Nasa’s £1.6 billion machine, named Curiosity, wil seek organic compounds and signs of whether the planet might be – or might ever have been – habitable.

Curiosity is twice as long and five times as heavy as earlier Mars rovers Spirit and Opportunity. It is equipped to carry a set of 10 science equipment  weighing 15 times as much as its predecessors’ science payloads.

A mast extending to 7 feet (2.1 meters) above ground provides height for cameras and a laser-firing instrument to study targets from a distance, while instruments on a 7-foot-long (2.1-meter-long) arm will study targets up close. 
Additional analytical instruments inside the rover will determine the composition of rock and soil samples acquired with the arm’s powdering drill and scoop.

The nuclear-powered craft will reach Mars in August 2012, where it wil enter the thin atmosphere at 3,200mph for a descent to the floor of a 100-mile-wide crater.
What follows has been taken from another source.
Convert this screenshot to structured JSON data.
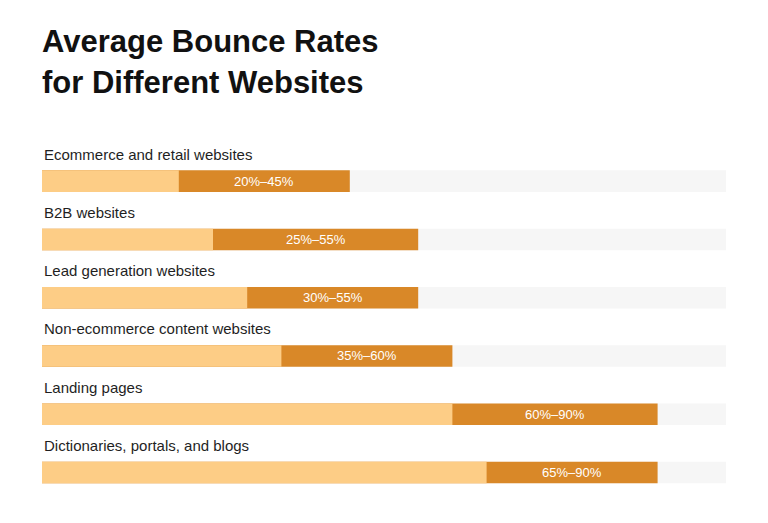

It will be gently lowered to the surface on cables suspended from a rocket-powered “sky crane” making its debut flight.

Because it is too big to employ airbags – like those on other crafts sent to Mars – Curiosity will rely  on landing rockets positioned above it, avoiding the challenge of finding a reliable way to get a one-ton vehicle off an elevated lander.

Instead, Curiosity will be set down on its six 20-inch-wide wheels, ready to roll.

Getting to Mars has always been difficult. The United States has launched 18 missions to the red planet, chalking up 13 successes and 5 failures, including back-to-back disasters in 1999. The Russians have fared worse, launching nearly 20 missions with only 2 partial successes to date.